During the 1950´s some  fervent coldwarriors insisted that it was much better to be “dead than red”. Today, on a very different level, a similar philosophy is being put forward by copyright fundamentalists, a few EU member states like France and by some lobbyist-cum-civil servants at the European Commission, in particular at the Directorate General of Internal Market headed by Michel Barnier. They would prefer that millions of books, songs, films, illustrations and photographs were dead, lost for ever, than risk any serious flexibilization or exception to EU copyright laws that would facilitate mass digitization and, thus, social access to “orphan works”, out of circulation works whose authors are unknown or not found.


These hard-liners expound the deeply flawed strategy of “cultural scarcity”: the fewer works accessible to the public, the better for the the “cultural industry” . Instead of massively liberating these forgotten works for the sake of knowledge and innovation, these peculiar “defenders of culture” would prefer to apply “passive euthanasia” by just letting the paper flake, the celluloid disintegrate and the sound recordings fade. Instead of legally allowing mass digitization through easy author search mechanisms, balanced public-private partnerships and clear limits on possible claims and renumeration, the copyright lobby and their political mouthpieces are erecting tall barricades against the advance of any rational mass recuperation of orphan works.

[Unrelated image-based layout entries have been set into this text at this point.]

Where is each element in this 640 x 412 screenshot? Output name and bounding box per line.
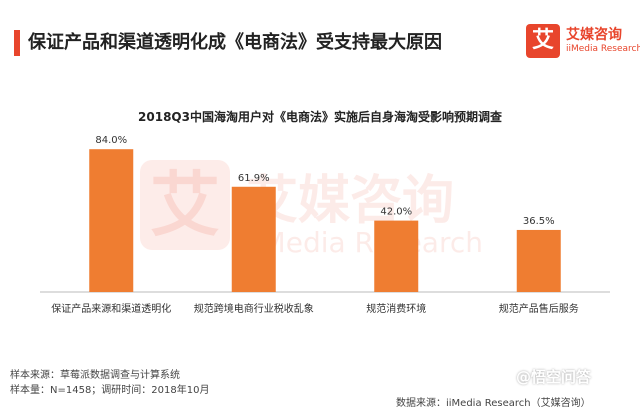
logo-name-cn: 艾媒咨询 <box>566 27 622 43</box>
page-title: 保证产品和渠道透明化成《电商法》受支持最大原因 <box>28 32 442 53</box>
platform-watermark: @悟空问答 <box>516 368 592 386</box>
bar <box>374 220 419 292</box>
bar <box>516 229 561 292</box>
x-tick-label: 规范产品售后服务 <box>499 302 579 315</box>
watermark-logo-icon: 艾 <box>150 164 220 246</box>
logo-icon: 艾 <box>526 24 560 58</box>
bar-value-label: 61.9% <box>238 173 270 184</box>
header-accent-bar <box>14 30 20 56</box>
bar <box>89 149 134 292</box>
bar-value-label: 36.5% <box>523 216 555 227</box>
logo-name-en: iiMedia Research <box>566 44 640 54</box>
bar <box>231 186 276 292</box>
sample-source-note: 样本来源：草莓派数据调查与计算系统 <box>10 370 180 381</box>
bar-value-label: 42.0% <box>380 207 412 218</box>
chart-title: 2018Q3中国海淘用户对《电商法》实施后自身海淘受影响预期调查 <box>138 110 502 124</box>
x-tick-label: 保证产品来源和渠道透明化 <box>51 302 171 315</box>
x-tick-label: 规范消费环境 <box>366 302 426 315</box>
sample-size-note: 样本量：N=1458；调研时间：2018年10月 <box>10 385 210 396</box>
x-tick-label: 规范跨境电商行业税收乱象 <box>194 302 314 315</box>
data-source-note: 数据来源：iiMedia Research（艾媒咨询） <box>396 398 591 409</box>
watermark-text-en: iiMedia Research <box>246 226 483 259</box>
watermark-logo-background <box>140 160 230 250</box>
watermark-text-cn: 艾媒咨询 <box>246 171 455 231</box>
bar-value-label: 84.0% <box>95 135 127 146</box>
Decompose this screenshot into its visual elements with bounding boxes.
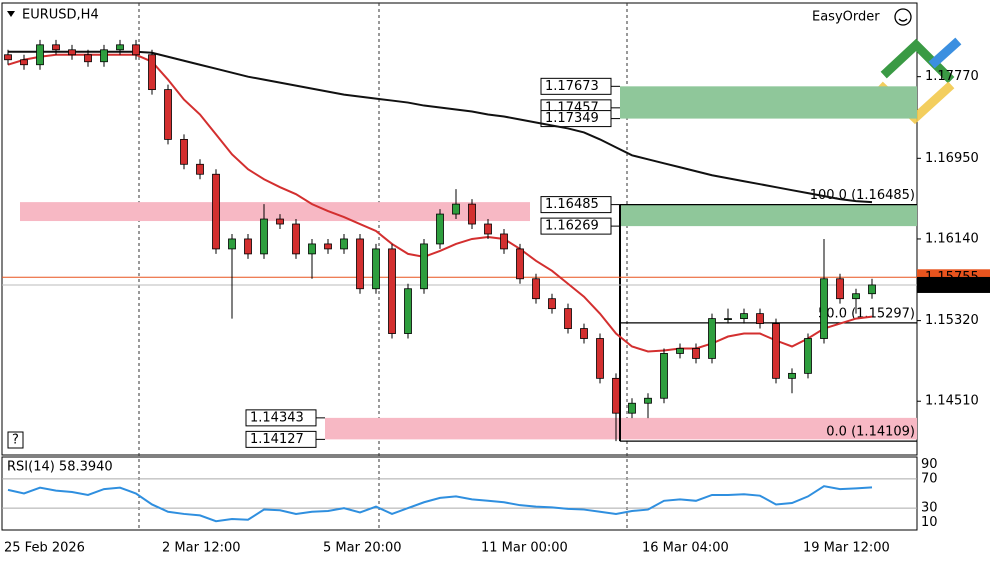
candle-body [804, 338, 812, 374]
candle-body [4, 54, 12, 61]
zone [20, 202, 530, 222]
candle-body [84, 54, 92, 63]
candle-body [372, 248, 380, 290]
candle-body [180, 138, 188, 165]
candle-body [420, 243, 428, 290]
smiley-mouth [898, 18, 908, 22]
rsi-title: RSI(14) 58.3940 [7, 460, 113, 475]
candle-body [564, 308, 572, 329]
x-tick-label: 11 Mar 00:00 [481, 541, 568, 556]
smiley-face [894, 8, 912, 26]
candle-body [820, 278, 828, 339]
candle-body [276, 218, 284, 225]
rsi-panel [1, 456, 918, 531]
candle-body [468, 203, 476, 225]
price-label: 1.17673 [545, 79, 599, 94]
x-tick-label: 5 Mar 20:00 [323, 541, 402, 556]
candle-body [580, 328, 588, 339]
logo-blue [928, 37, 962, 69]
candle-body [628, 402, 636, 414]
candle-body [68, 49, 76, 56]
candle-body [436, 213, 444, 245]
price-label: 1.14127 [250, 432, 304, 447]
candle-body [740, 313, 748, 320]
candle-body [596, 338, 604, 379]
candle-body [356, 238, 364, 290]
x-tick-label: 19 Mar 12:00 [803, 541, 890, 556]
logo-green [880, 38, 955, 84]
candle-body [692, 348, 700, 359]
candle-body [868, 284, 876, 295]
candle-body [196, 163, 204, 175]
candle-body [676, 348, 684, 354]
y-tick-label: 1.15320 [925, 313, 979, 328]
separators [138, 3, 628, 530]
fib-label: 0.0 (1.14109) [826, 425, 915, 440]
candle-body [244, 238, 252, 255]
rsi-tick-label: 90 [921, 457, 938, 472]
candle-body [308, 243, 316, 255]
fib-label: 50.0 (1.15297) [818, 306, 915, 321]
help-text[interactable]: ? [12, 433, 19, 448]
rsi-tick-label: 10 [921, 515, 938, 530]
candle-body [612, 377, 620, 414]
candle-body [404, 288, 412, 334]
candle-body [532, 278, 540, 300]
candle-body [340, 238, 348, 250]
candle-body [324, 243, 332, 250]
current-price-box [917, 276, 990, 293]
candle-body [516, 248, 524, 280]
candle-body [52, 44, 60, 51]
menu-arrow[interactable] [7, 11, 15, 17]
candle-body [36, 44, 44, 66]
candle-body [292, 223, 300, 255]
candle-body [708, 318, 716, 359]
smiley[interactable] [894, 8, 912, 26]
candle-body [548, 298, 556, 310]
candle-body [644, 397, 652, 404]
rsi-line [7, 485, 873, 523]
chart-title: EURUSD,H4 [22, 8, 99, 23]
price-label: 1.14343 [250, 410, 304, 425]
price-label: 1.16269 [545, 219, 599, 234]
candle-body [116, 44, 124, 51]
x-tick-label: 25 Feb 2026 [4, 541, 85, 556]
candle-body [212, 173, 220, 250]
candle-body [164, 89, 172, 140]
x-tick-label: 2 Mar 12:00 [162, 541, 241, 556]
candle-body [756, 313, 764, 324]
candle-body [852, 293, 860, 300]
candle-body [452, 203, 460, 215]
current-price-label: 1.15678 [925, 277, 979, 292]
x-tick-label: 16 Mar 04:00 [642, 541, 729, 556]
y-tick-label: 1.17770 [925, 69, 979, 84]
candle-body [724, 318, 732, 321]
candle-body [484, 223, 492, 235]
candle-body [100, 49, 108, 63]
candle-body [500, 233, 508, 250]
candle-body [660, 353, 668, 399]
rsi-tick-label: 30 [921, 501, 938, 516]
candle-body [132, 44, 140, 56]
y-tick-label: 1.14510 [925, 394, 979, 409]
zone [620, 86, 917, 119]
candle-body [260, 218, 268, 255]
y-tick-label: 1.16140 [925, 231, 979, 246]
help-box[interactable] [7, 431, 24, 449]
zone [620, 204, 917, 227]
candle-body [772, 323, 780, 379]
candle-body [228, 238, 236, 250]
price-label: 1.17349 [545, 111, 599, 126]
candle-body [836, 278, 844, 300]
rsi-tick-label: 70 [921, 471, 938, 486]
easy-order[interactable]: EasyOrder [812, 10, 880, 25]
candle-body [20, 59, 28, 66]
candle-body [148, 54, 156, 91]
y-tick-label: 1.16950 [925, 151, 979, 166]
candle-body [388, 248, 396, 334]
price-label: 1.16485 [545, 197, 599, 212]
candle-body [788, 372, 796, 379]
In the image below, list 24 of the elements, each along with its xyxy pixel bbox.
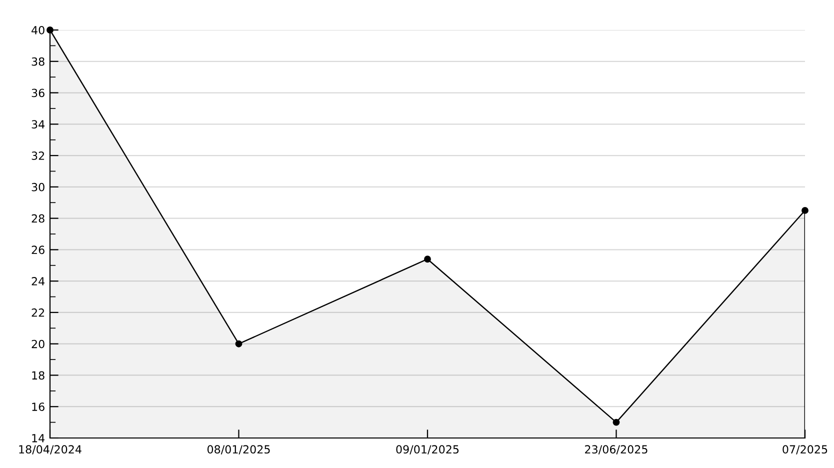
y-tick-label: 20 xyxy=(32,340,44,348)
point xyxy=(424,256,431,263)
x-tick-label: 23/06/2025 xyxy=(585,445,648,454)
y-tick-label: 30 xyxy=(32,182,44,192)
y-tick-label: 26 xyxy=(32,246,44,254)
x-tick-label: 08/01/2025 xyxy=(207,445,270,454)
y-tick-label: 22 xyxy=(32,308,44,317)
y-tick-label: 14 xyxy=(32,434,45,442)
point xyxy=(46,26,54,34)
y-tick-label: 28 xyxy=(32,214,44,223)
y-tick-label: 24 xyxy=(32,277,45,286)
y-tick-label: 34 xyxy=(32,120,45,129)
y-tick-label: 38 xyxy=(32,57,44,66)
x-tick-label: 18/04/2024 xyxy=(19,445,82,454)
point xyxy=(612,418,620,426)
x-tick-label: 07/2025 xyxy=(782,445,828,454)
x-tick-label: 09/01/2025 xyxy=(396,445,459,454)
point xyxy=(802,206,808,214)
y-tick-label: 36 xyxy=(32,88,44,98)
y-tick-label: 18 xyxy=(32,371,44,380)
y-tick-label: 16 xyxy=(32,402,44,411)
y-tick-label: 32 xyxy=(32,152,44,160)
y-tick-label: 40 xyxy=(32,26,44,34)
point xyxy=(235,340,242,348)
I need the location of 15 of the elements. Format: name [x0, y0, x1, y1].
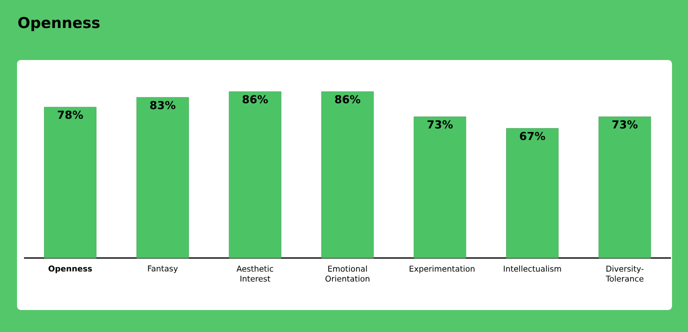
bar	[598, 116, 651, 258]
data-label: 67%	[520, 132, 546, 140]
data-label: 83%	[150, 100, 176, 110]
bar	[321, 91, 374, 258]
bar	[506, 128, 559, 258]
bar	[228, 91, 282, 258]
chart-title: Openness	[18, 16, 100, 32]
data-label: 73%	[612, 120, 638, 129]
bar	[136, 97, 189, 258]
bar	[44, 106, 96, 258]
data-label: 78%	[58, 110, 83, 119]
bar	[414, 116, 466, 258]
data-label: 73%	[428, 120, 453, 129]
data-label: 86%	[335, 95, 360, 104]
data-label: 86%	[242, 95, 268, 104]
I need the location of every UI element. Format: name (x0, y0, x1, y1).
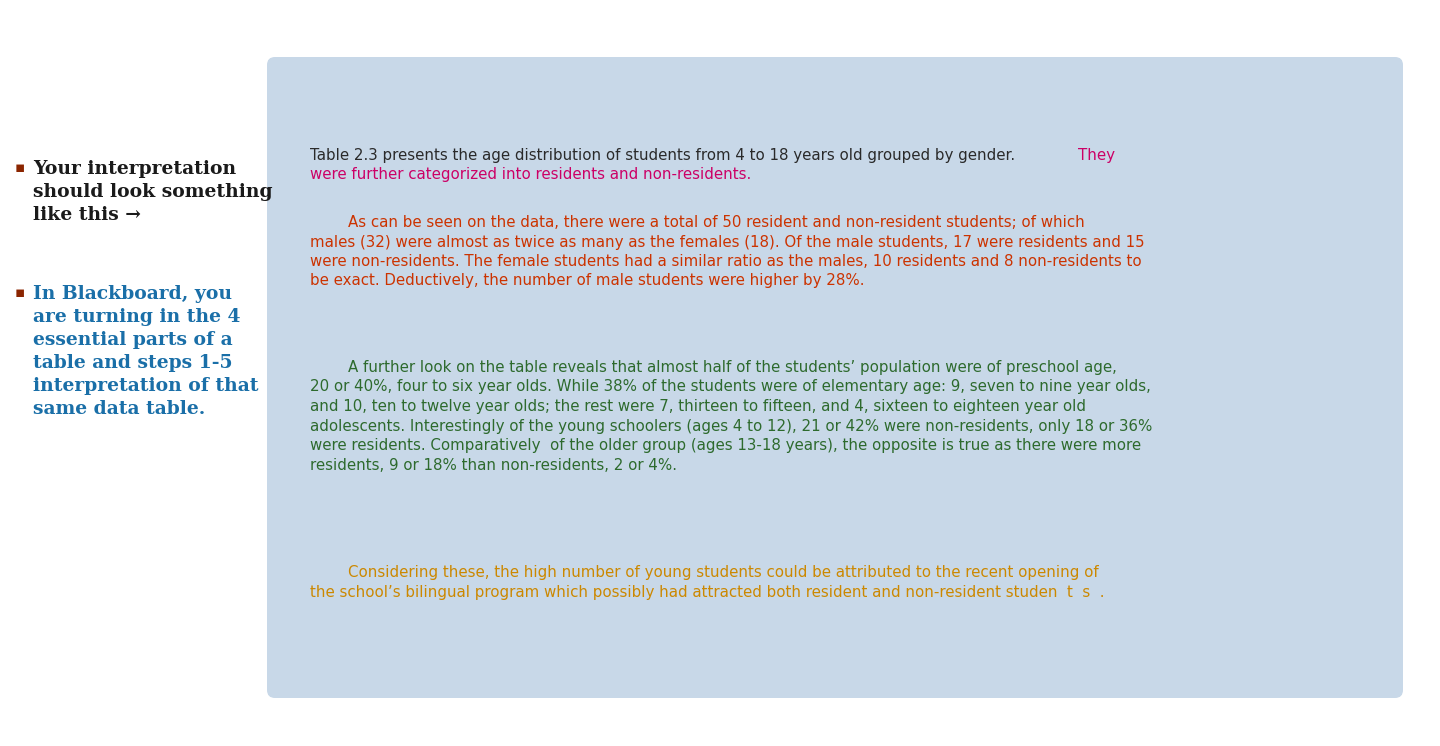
Text: and 10, ten to twelve year olds; the rest were 7, thirteen to fifteen, and 4, si: and 10, ten to twelve year olds; the res… (310, 399, 1086, 414)
Text: As can be seen on the data, there were a total of 50 resident and non-resident s: As can be seen on the data, there were a… (310, 215, 1084, 230)
FancyBboxPatch shape (266, 57, 1403, 698)
Text: ▪: ▪ (14, 285, 26, 300)
Text: In Blackboard, you
are turning in the 4
essential parts of a
table and steps 1-5: In Blackboard, you are turning in the 4 … (33, 285, 259, 418)
Text: ▪: ▪ (14, 160, 26, 175)
Text: were further categorized into residents and non-residents.: were further categorized into residents … (310, 168, 752, 183)
Text: Considering these, the high number of young students could be attributed to the : Considering these, the high number of yo… (310, 565, 1099, 580)
Text: males (32) were almost as twice as many as the females (18). Of the male student: males (32) were almost as twice as many … (310, 234, 1145, 249)
Text: Table 2.3 presents the age distribution of students from 4 to 18 years old group: Table 2.3 presents the age distribution … (310, 148, 1020, 163)
Text: Your interpretation
should look something
like this →: Your interpretation should look somethin… (33, 160, 272, 224)
Text: be exact. Deductively, the number of male students were higher by 28%.: be exact. Deductively, the number of mal… (310, 274, 864, 289)
Text: A further look on the table reveals that almost half of the students’ population: A further look on the table reveals that… (310, 360, 1117, 375)
Text: residents, 9 or 18% than non-residents, 2 or 4%.: residents, 9 or 18% than non-residents, … (310, 457, 677, 472)
Text: adolescents. Interestingly of the young schoolers (ages 4 to 12), 21 or 42% were: adolescents. Interestingly of the young … (310, 419, 1152, 433)
Text: 20 or 40%, four to six year olds. While 38% of the students were of elementary a: 20 or 40%, four to six year olds. While … (310, 380, 1151, 395)
Text: were non-residents. The female students had a similar ratio as the males, 10 res: were non-residents. The female students … (310, 254, 1142, 269)
Text: were residents. Comparatively  of the older group (ages 13-18 years), the opposi: were residents. Comparatively of the old… (310, 438, 1140, 453)
Text: They: They (1079, 148, 1115, 163)
Text: the school’s bilingual program which possibly had attracted both resident and no: the school’s bilingual program which pos… (310, 585, 1104, 600)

The battle lines are drawn in the European Parliament that shall be making some very clear choices over the next few weeks. On one side stands the broad public interest of libraries, consumers, researchers, educators and new innovative cultural businesses. On the other side the negative agenda of “the worse, the better ” coalition of traditional rights holders, some collecting societies and a few self-assigned ideologues of ” the moral rights of artists”.


It is more urgent than ever that the point of view of broad public interest be heard loud and clear in Brussels. Hundreds of amendments have been tabled and will be considered next week by the Rapportuer De Geringer in the European Parliament´s Judicial Committee.


Below is a summary of some of the clear options that MEPs shall decide on in the coming weeks (more information on the concrete amendments is forthcoming):



1. Liberating millions of orphan works for mass digitization or just individual access to concrete works.


2. Quick and easy “diligent search” or expensive, tortuous and long search of works fractioned by different authors, illustrators or designers.


3. Wide orphan works access to audio, photographs, journalism and film or a narrow scope limited to books.


4. Clear limits and thresholds to liability for fair renumeration or open-ended, expensive legal battles that inhibit use of orphan works. “fair” and “related to use”


5. EU Legislation based on existing frameworks for exceptions and limitations to copyright or a new restrictive, regressive interpretation of the legal scope of EU copyright law.


6. Opening up the potential of public-private partnerships for mass digitization of orphan works with legal flexibility or a rigid moulding of legislation for sole public funding of orphan works digitization.


7. Liberating orphan works for a wide range of uses for cultural access, innovation and artistic creation or narrowly defining the uses of orphan works only for “public service” and cultural heritage institutions.


The voice of public interest and access to knowledge must be heard!